My site has many natural links including authoritative or hub sites like Search Engine Watch, DMOZ, the Virtual Library (the directory which started when the web started), Yahoo! Directory, & JupiterMedia.

I also have been less risky than I was in the past. I have been focusing more on brand development than SEO, only buying a moderate number of links. I think before this update my ranking had slid to #15 for "SEO".

If I would have mixed the anchor text in every link I had some control in I still may have got flagged by this update just by being on many blogrolls and other sitewide links using my official site name.

A Couple of My Favorite Recent Quotes:

Some people argue that SEO in and of itself is somehow unethical.

If search engines can't find a way to save themselves without having to ask me, or Danny, or anyone else to adopt some sort of moral stance on their behalf and become lord protector, because of their flawed business models, then there's really not a lot to save is there?
- Mike Grehan

You never really understand this business until you get at least one site banned.
- Anonymous friend

With the Florida update and with this recent update, this is twice in just over a year that Google has shown that they are willing to risk their own relevancy to be more innovative or to try to make SEO harder.

To be fair about my own site ranking poorly, most sites are not blogs about SEO with a keyword rich domain name and over 100,000 links (with probaby 80-90% similar anchor text), but at the same time this recent change has had large affect on many businesses.
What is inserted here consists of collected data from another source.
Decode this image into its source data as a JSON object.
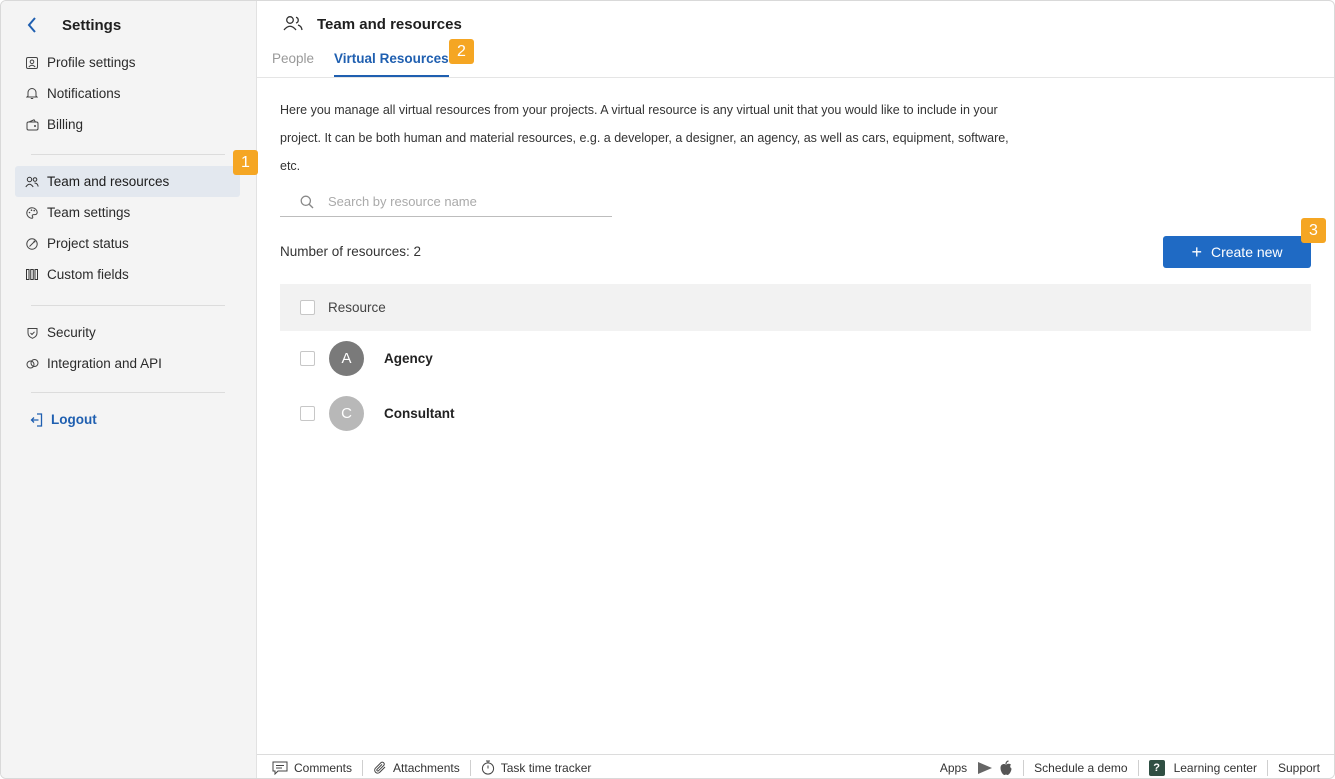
{
  "sidebar": {
    "title": "Settings",
    "group1": [
      {
        "label": "Profile settings",
        "icon": "profile-icon"
      },
      {
        "label": "Notifications",
        "icon": "bell-icon"
      },
      {
        "label": "Billing",
        "icon": "billing-icon"
      }
    ],
    "group2": [
      {
        "label": "Team and resources",
        "icon": "team-icon",
        "active": true
      },
      {
        "label": "Team settings",
        "icon": "palette-icon"
      },
      {
        "label": "Project status",
        "icon": "status-icon"
      },
      {
        "label": "Custom fields",
        "icon": "columns-icon"
      }
    ],
    "group3": [
      {
        "label": "Security",
        "icon": "shield-icon"
      },
      {
        "label": "Integration and API",
        "icon": "link-icon"
      }
    ],
    "logout": "Logout"
  },
  "markers": {
    "m1": "1",
    "m2": "2",
    "m3": "3"
  },
  "page": {
    "title": "Team and resources",
    "tabs": [
      {
        "label": "People",
        "active": false
      },
      {
        "label": "Virtual Resources",
        "active": true
      }
    ],
    "description": "Here you manage all virtual resources from your projects. A virtual resource is any virtual unit that you would like to include in your project. It can be both human and material resources, e.g. a developer, a designer, an agency, as well as cars, equipment, software, etc.",
    "search_placeholder": "Search by resource name",
    "count_label": "Number of resources: 2",
    "create_label": "Create new",
    "table": {
      "header": "Resource",
      "rows": [
        {
          "initial": "A",
          "name": "Agency",
          "color": "#7a7a7a"
        },
        {
          "initial": "C",
          "name": "Consultant",
          "color": "#b8b8b8"
        }
      ]
    }
  },
  "bottombar": {
    "comments": "Comments",
    "attachments": "Attachments",
    "tracker": "Task time tracker",
    "apps": "Apps",
    "demo": "Schedule a demo",
    "learning": "Learning center",
    "support": "Support"
  },
  "colors": {
    "accent": "#1f6ac4",
    "marker": "#f5a623",
    "active_bg": "#e3e8ef"
  }
}
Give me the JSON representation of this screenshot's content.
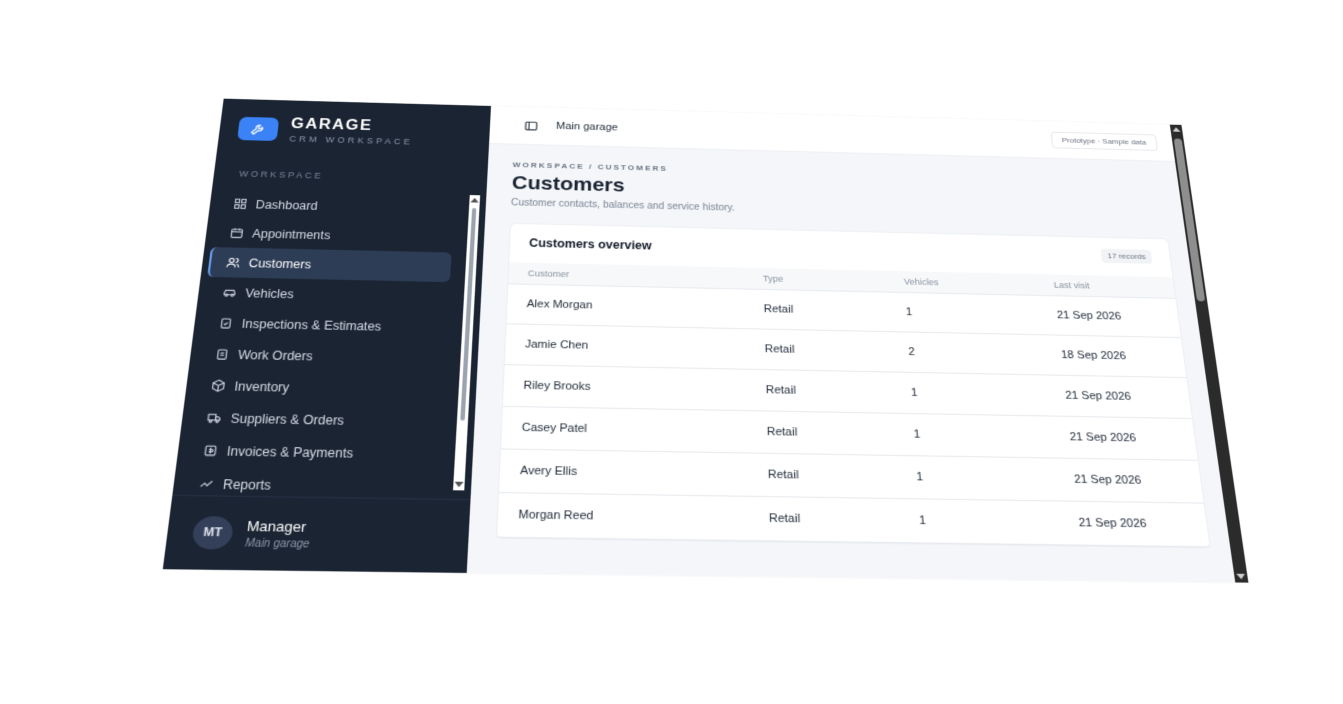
{
  "brand": {
    "title": "GARAGE",
    "subtitle": "CRM WORKSPACE",
    "logo_icon": "wrench-icon",
    "accent": "#3b82f6"
  },
  "sidebar": {
    "section_label": "WORKSPACE",
    "items": [
      {
        "label": "Dashboard",
        "icon": "dashboard-icon",
        "active": false
      },
      {
        "label": "Appointments",
        "icon": "calendar-icon",
        "active": false
      },
      {
        "label": "Customers",
        "icon": "users-icon",
        "active": true
      },
      {
        "label": "Vehicles",
        "icon": "car-icon",
        "active": false
      },
      {
        "label": "Inspections & Estimates",
        "icon": "clipboard-check-icon",
        "active": false
      },
      {
        "label": "Work Orders",
        "icon": "clipboard-list-icon",
        "active": false
      },
      {
        "label": "Inventory",
        "icon": "box-icon",
        "active": false
      },
      {
        "label": "Suppliers & Orders",
        "icon": "truck-icon",
        "active": false
      },
      {
        "label": "Invoices & Payments",
        "icon": "invoice-icon",
        "active": false
      },
      {
        "label": "Reports",
        "icon": "chart-icon",
        "active": false
      }
    ],
    "colors": {
      "background": "#1b2433",
      "active_background": "#2d3d56"
    }
  },
  "user": {
    "initials": "MT",
    "name": "Manager",
    "location": "Main garage"
  },
  "topbar": {
    "workspace": "Main garage",
    "pill": "Prototype · Sample data",
    "toggle_icon": "sidebar-toggle-icon"
  },
  "page": {
    "breadcrumb": "WORKSPACE / CUSTOMERS",
    "title": "Customers",
    "subtitle": "Customer contacts, balances and service history."
  },
  "card": {
    "title": "Customers overview",
    "badge": "17 records",
    "columns": [
      "Customer",
      "Type",
      "Vehicles",
      "Last visit"
    ],
    "rows": [
      [
        "Alex Morgan",
        "Retail",
        "1",
        "21 Sep 2026"
      ],
      [
        "Jamie Chen",
        "Retail",
        "2",
        "18 Sep 2026"
      ],
      [
        "Riley Brooks",
        "Retail",
        "1",
        "21 Sep 2026"
      ],
      [
        "Casey Patel",
        "Retail",
        "1",
        "21 Sep 2026"
      ],
      [
        "Avery Ellis",
        "Retail",
        "1",
        "21 Sep 2026"
      ],
      [
        "Morgan Reed",
        "Retail",
        "1",
        "21 Sep 2026"
      ]
    ]
  }
}
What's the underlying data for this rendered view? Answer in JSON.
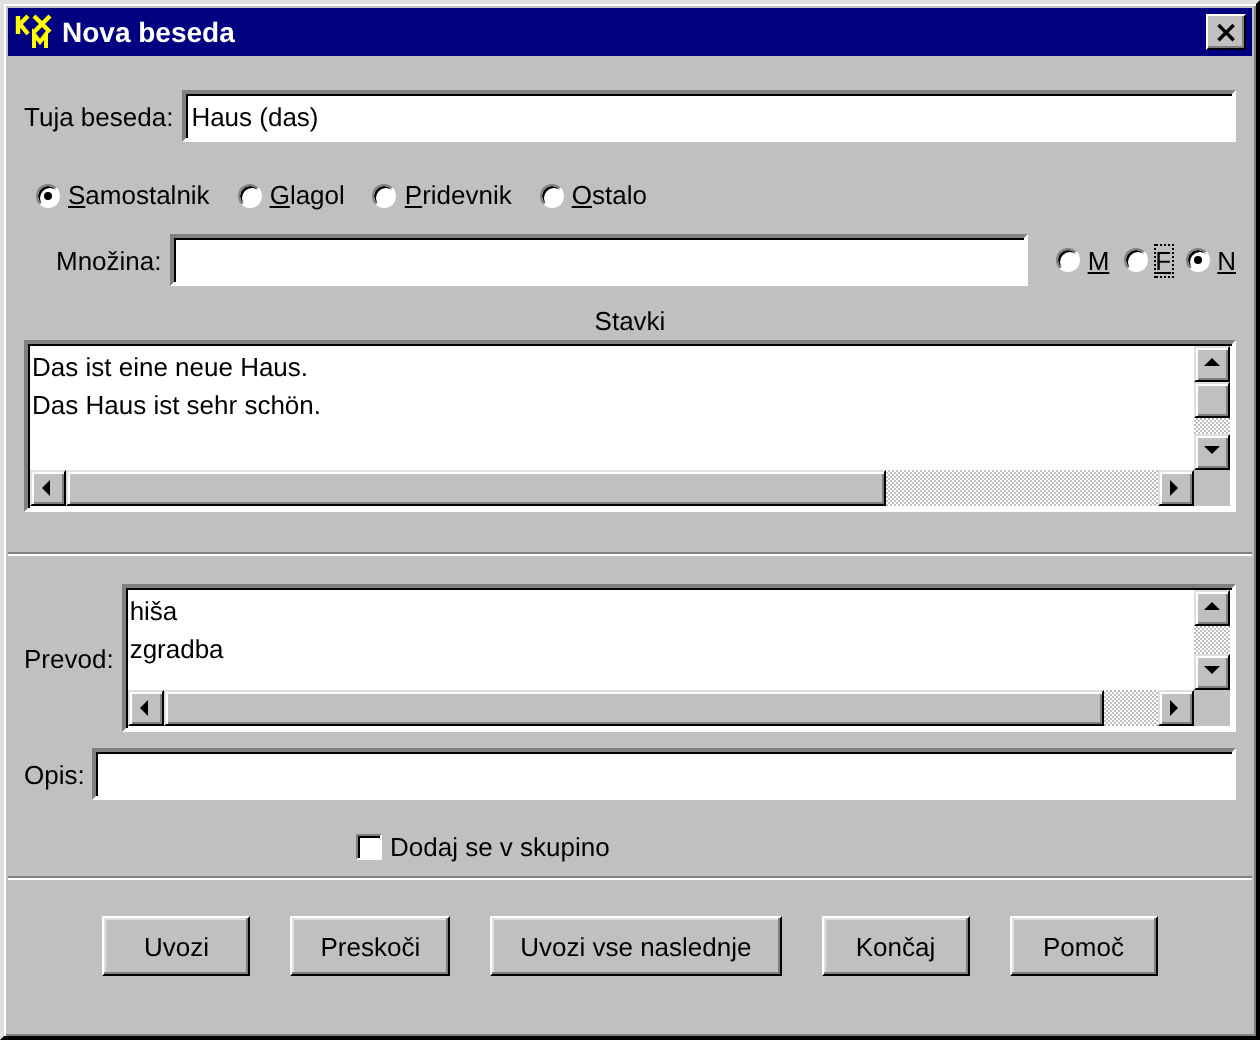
{
  "window": {
    "title": "Nova beseda",
    "close": "×"
  },
  "foreign_word": {
    "label": "Tuja beseda:",
    "value": "Haus (das)"
  },
  "word_types": [
    {
      "label": "Samostalnik",
      "selected": true
    },
    {
      "label": "Glagol",
      "selected": false
    },
    {
      "label": "Pridevnik",
      "selected": false
    },
    {
      "label": "Ostalo",
      "selected": false
    }
  ],
  "plural": {
    "label": "Množina:"
  },
  "genders": [
    {
      "label": "M",
      "selected": false,
      "focused": false
    },
    {
      "label": "F",
      "selected": false,
      "focused": true
    },
    {
      "label": "N",
      "selected": true,
      "focused": false
    }
  ],
  "sentences": {
    "label": "Stavki",
    "lines": [
      "Das ist eine neue Haus.",
      "Das Haus ist sehr schön."
    ]
  },
  "translation": {
    "label": "Prevod:",
    "lines": [
      "hiša",
      "zgradba"
    ]
  },
  "description": {
    "label": "Opis:"
  },
  "add_to_group": {
    "label": "Dodaj se v skupino",
    "checked": false
  },
  "buttons": [
    "Uvozi",
    "Preskoči",
    "Uvozi vse naslednje",
    "Končaj",
    "Pomoč"
  ]
}
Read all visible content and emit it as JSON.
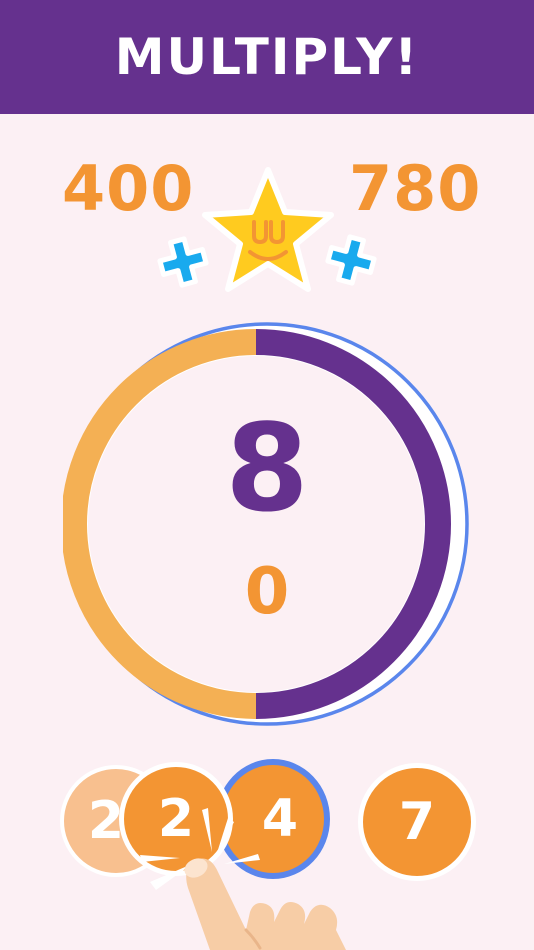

Many of them did absouletly nothing wrong other than have a strong brand not named Google.

This Article:

Has talked only about SEO thusfar. SEO helped me do well, but beyond that brand development is what will help me go further.

In search engine optimization we often miss the end goal of the optimizaton.

When Google does not rank my site my sales do not significantly change, so it shows there are other parts of my "optimization" which are far more important than my Google ranking - and that is coming from a person who sells a product which is SEO related.

I am not saying that people should ignore Google, just that it is not worth it to do SEO in a vacuum.